The Mauritius IFC boasts a well-developed Insurance sector; it is regulated and supervised by the Financial Services Commission (FSC) under the Insurance Act 2005. The current regulatory framework has many strong elements, including reliance on solvency monitoring, prudent asset diversification, international accounting standards, and actuarial methods.
The well-developed insurance industry in Mauritius comprises of 24 companies and contributes to 3.1% to the GDP.
Insurance Business in Mauritius
• Long Term Insurance Business means life insurance, pension and permanent health insurance business.
• General Insurance Business: insurance business other than long term insurance business whereby policies are delivered with respect to Accident & Health, Engineering, Guarantee, Liability, Motor, Property, Transportation.
• External Insurance Business: Corporation engaged in insurance business, including captive insurance business, restricted solely to non-Mauritian policies.
In 2014, total assets of Life and General insurance companies reached 33.7% of GDP whereas the Long Term Insurance category held assets totaling USD 3.92 Billion.
There is no minimum requirement for investment in Government securities. Investment in overseas assets are limited to 25 percent of total assets, except for foreign life companies and general insurance business which are not allowed to invest in overseas assets.
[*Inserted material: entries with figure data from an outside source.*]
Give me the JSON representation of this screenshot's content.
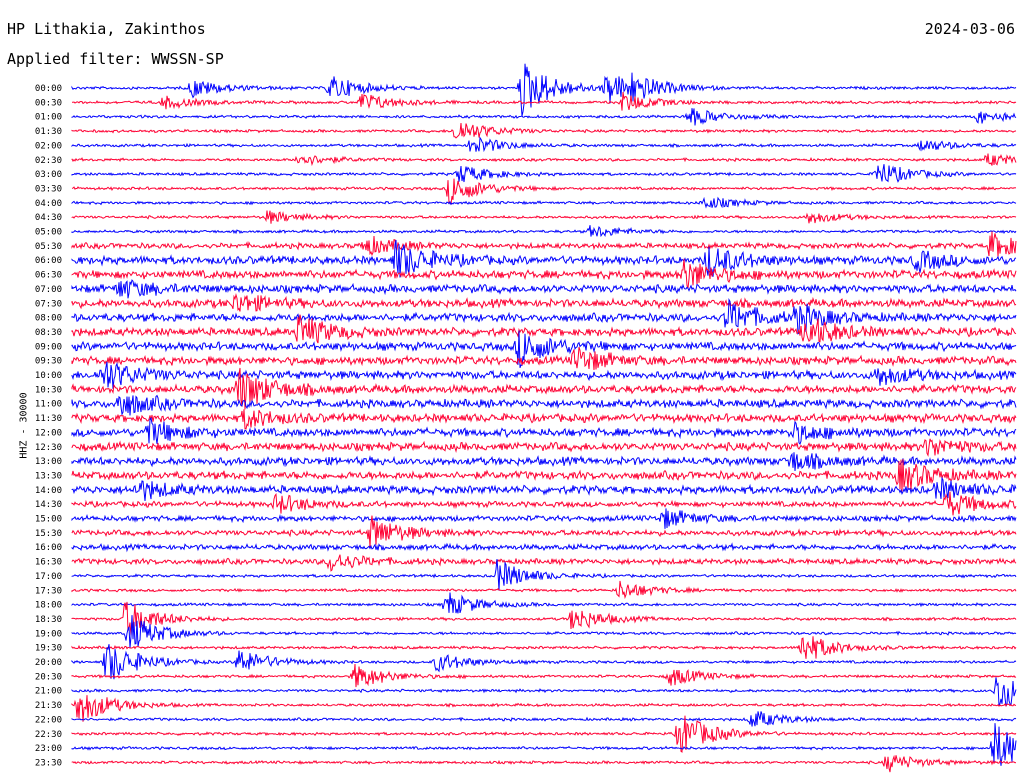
{
  "header": {
    "station": "HP Lithakia, Zakinthos",
    "filter": "Applied filter: WWSSN-SP",
    "date": "2024-03-06"
  },
  "y_axis_label": "HHZ - 30000",
  "colors": {
    "odd_trace": "#0000ff",
    "even_trace": "#ff0033",
    "text": "#000000"
  },
  "chart_data": {
    "type": "line",
    "title": "HP Lithakia, Zakinthos",
    "subtitle": "Applied filter: WWSSN-SP",
    "ylabel": "HHZ - 30000",
    "row_labels": [
      "00:00",
      "00:30",
      "01:00",
      "01:30",
      "02:00",
      "02:30",
      "03:00",
      "03:30",
      "04:00",
      "04:30",
      "05:00",
      "05:30",
      "06:00",
      "06:30",
      "07:00",
      "07:30",
      "08:00",
      "08:30",
      "09:00",
      "09:30",
      "10:00",
      "10:30",
      "11:00",
      "11:30",
      "12:00",
      "12:30",
      "13:00",
      "13:30",
      "14:00",
      "14:30",
      "15:00",
      "15:30",
      "16:00",
      "16:30",
      "17:00",
      "17:30",
      "18:00",
      "18:30",
      "19:00",
      "19:30",
      "20:00",
      "20:30",
      "21:00",
      "21:30",
      "22:00",
      "22:30",
      "23:00",
      "23:30"
    ],
    "row_minutes": 30,
    "noise_levels": [
      1,
      1,
      1,
      1,
      1,
      1,
      1,
      1,
      1,
      1,
      1,
      2,
      3,
      3,
      3,
      3,
      3,
      3,
      3,
      3,
      3,
      3,
      3,
      3,
      3,
      3,
      3,
      3,
      3,
      2,
      2,
      2,
      2,
      2,
      1,
      1,
      1,
      1,
      1,
      1,
      1,
      1,
      1,
      1,
      1,
      1,
      1,
      1
    ],
    "events": [
      {
        "row": 0,
        "minute": 3.8,
        "amplitude": 3
      },
      {
        "row": 0,
        "minute": 8.2,
        "amplitude": 4
      },
      {
        "row": 0,
        "minute": 14.3,
        "amplitude": 9
      },
      {
        "row": 0,
        "minute": 17.0,
        "amplitude": 5
      },
      {
        "row": 0,
        "minute": 17.8,
        "amplitude": 3
      },
      {
        "row": 1,
        "minute": 2.9,
        "amplitude": 2
      },
      {
        "row": 1,
        "minute": 9.2,
        "amplitude": 3
      },
      {
        "row": 1,
        "minute": 17.5,
        "amplitude": 3
      },
      {
        "row": 2,
        "minute": 19.6,
        "amplitude": 3
      },
      {
        "row": 2,
        "minute": 28.8,
        "amplitude": 2
      },
      {
        "row": 3,
        "minute": 12.2,
        "amplitude": 4
      },
      {
        "row": 4,
        "minute": 12.7,
        "amplitude": 3
      },
      {
        "row": 4,
        "minute": 27.0,
        "amplitude": 2
      },
      {
        "row": 5,
        "minute": 7.2,
        "amplitude": 2
      },
      {
        "row": 5,
        "minute": 29.1,
        "amplitude": 2
      },
      {
        "row": 6,
        "minute": 25.6,
        "amplitude": 4
      },
      {
        "row": 6,
        "minute": 12.3,
        "amplitude": 3
      },
      {
        "row": 7,
        "minute": 12.0,
        "amplitude": 5
      },
      {
        "row": 8,
        "minute": 20.1,
        "amplitude": 2
      },
      {
        "row": 9,
        "minute": 6.2,
        "amplitude": 2
      },
      {
        "row": 9,
        "minute": 23.4,
        "amplitude": 2
      },
      {
        "row": 10,
        "minute": 16.5,
        "amplitude": 2
      },
      {
        "row": 11,
        "minute": 9.3,
        "amplitude": 3
      },
      {
        "row": 11,
        "minute": 29.2,
        "amplitude": 4
      },
      {
        "row": 12,
        "minute": 10.3,
        "amplitude": 6
      },
      {
        "row": 12,
        "minute": 20.2,
        "amplitude": 5
      },
      {
        "row": 12,
        "minute": 26.8,
        "amplitude": 3
      },
      {
        "row": 13,
        "minute": 19.4,
        "amplitude": 5
      },
      {
        "row": 14,
        "minute": 1.5,
        "amplitude": 3
      },
      {
        "row": 15,
        "minute": 5.2,
        "amplitude": 3
      },
      {
        "row": 16,
        "minute": 20.8,
        "amplitude": 5
      },
      {
        "row": 16,
        "minute": 23.0,
        "amplitude": 4
      },
      {
        "row": 17,
        "minute": 7.2,
        "amplitude": 5
      },
      {
        "row": 17,
        "minute": 23.3,
        "amplitude": 5
      },
      {
        "row": 18,
        "minute": 14.2,
        "amplitude": 6
      },
      {
        "row": 19,
        "minute": 16.0,
        "amplitude": 4
      },
      {
        "row": 20,
        "minute": 1.0,
        "amplitude": 5
      },
      {
        "row": 20,
        "minute": 25.6,
        "amplitude": 3
      },
      {
        "row": 21,
        "minute": 5.3,
        "amplitude": 7
      },
      {
        "row": 22,
        "minute": 1.5,
        "amplitude": 4
      },
      {
        "row": 23,
        "minute": 5.5,
        "amplitude": 3
      },
      {
        "row": 24,
        "minute": 2.4,
        "amplitude": 4
      },
      {
        "row": 24,
        "minute": 22.9,
        "amplitude": 3
      },
      {
        "row": 25,
        "minute": 27.2,
        "amplitude": 3
      },
      {
        "row": 26,
        "minute": 22.8,
        "amplitude": 3
      },
      {
        "row": 27,
        "minute": 26.3,
        "amplitude": 5
      },
      {
        "row": 28,
        "minute": 2.1,
        "amplitude": 3
      },
      {
        "row": 28,
        "minute": 27.5,
        "amplitude": 3
      },
      {
        "row": 29,
        "minute": 6.5,
        "amplitude": 3
      },
      {
        "row": 29,
        "minute": 27.8,
        "amplitude": 4
      },
      {
        "row": 30,
        "minute": 18.8,
        "amplitude": 3
      },
      {
        "row": 31,
        "minute": 9.5,
        "amplitude": 5
      },
      {
        "row": 33,
        "minute": 8.2,
        "amplitude": 3
      },
      {
        "row": 34,
        "minute": 13.5,
        "amplitude": 5
      },
      {
        "row": 35,
        "minute": 17.4,
        "amplitude": 3
      },
      {
        "row": 36,
        "minute": 11.9,
        "amplitude": 4
      },
      {
        "row": 37,
        "minute": 1.7,
        "amplitude": 6
      },
      {
        "row": 37,
        "minute": 15.9,
        "amplitude": 4
      },
      {
        "row": 38,
        "minute": 1.8,
        "amplitude": 6
      },
      {
        "row": 39,
        "minute": 23.2,
        "amplitude": 5
      },
      {
        "row": 40,
        "minute": 1.1,
        "amplitude": 7
      },
      {
        "row": 40,
        "minute": 5.3,
        "amplitude": 4
      },
      {
        "row": 40,
        "minute": 11.6,
        "amplitude": 3
      },
      {
        "row": 41,
        "minute": 9.0,
        "amplitude": 4
      },
      {
        "row": 41,
        "minute": 19.0,
        "amplitude": 3
      },
      {
        "row": 42,
        "minute": 29.4,
        "amplitude": 7
      },
      {
        "row": 43,
        "minute": 0.2,
        "amplitude": 6
      },
      {
        "row": 44,
        "minute": 21.6,
        "amplitude": 3
      },
      {
        "row": 45,
        "minute": 19.3,
        "amplitude": 7
      },
      {
        "row": 46,
        "minute": 29.3,
        "amplitude": 8
      },
      {
        "row": 47,
        "minute": 25.9,
        "amplitude": 3
      }
    ]
  }
}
Following the enactment of the Captive Insurance 2015, the legislative framework has been set for the establishment and management of pure captive vehicles in Mauritius.
The captive Insurance Law is a fine and modern piece of legislation which should establish the jurisdiction as a domicile of choice for captive insurers focusing on Africa and why not Asia too.
The Act only applies to “pure captives” meaning the business of undertaking liability restricted to the risks of parent and affiliated corporations. The Insurance Act 2005 which has now been amended was previously governing captives but unfortunately not in a satisfactory manner. Captive insurers will be regulated by the Financial Services Commission and can also be licensed as Global Business Companies Category I.
Mauritius offers an attractive and stable environment for captive insurance companies. The Captive Insurance business has become an ever increasing method for companies to manage their annual premium payments with sustained and continued growth over the past decade. There are over 5,700 captives worldwide writing a total of more than USD 55 billion of premiums annually.
A captive is a wholly owned subsidiary created to provide insurance to its parent company and group. It is essentially a form of self-insurance where the insurer is owned by the insured. It reduces costs and risk management and enhances risk control. These captives do not offer insurance to the public. They do not cover life insurance business or items such as liability for motor vehicles.
The Financial Services Commission, Mauritius (the ‘FSC’) is the integrated regulator for the non-bank financial services sector and global business. Established in 2001, the FSC is mandated under the Financial Services Act 2007 and has as enabling legislations the Securities Act 2005, the Insurance Act 2005 and the Private Pension Schemes Act 2012 to license, regulate, monitor and supervise the conduct of business activities in these sectors. The current regulatory framework has many strong elements, including reliance on solvency monitoring, prudent asset diversification, international accounting standards, and actuarial methods.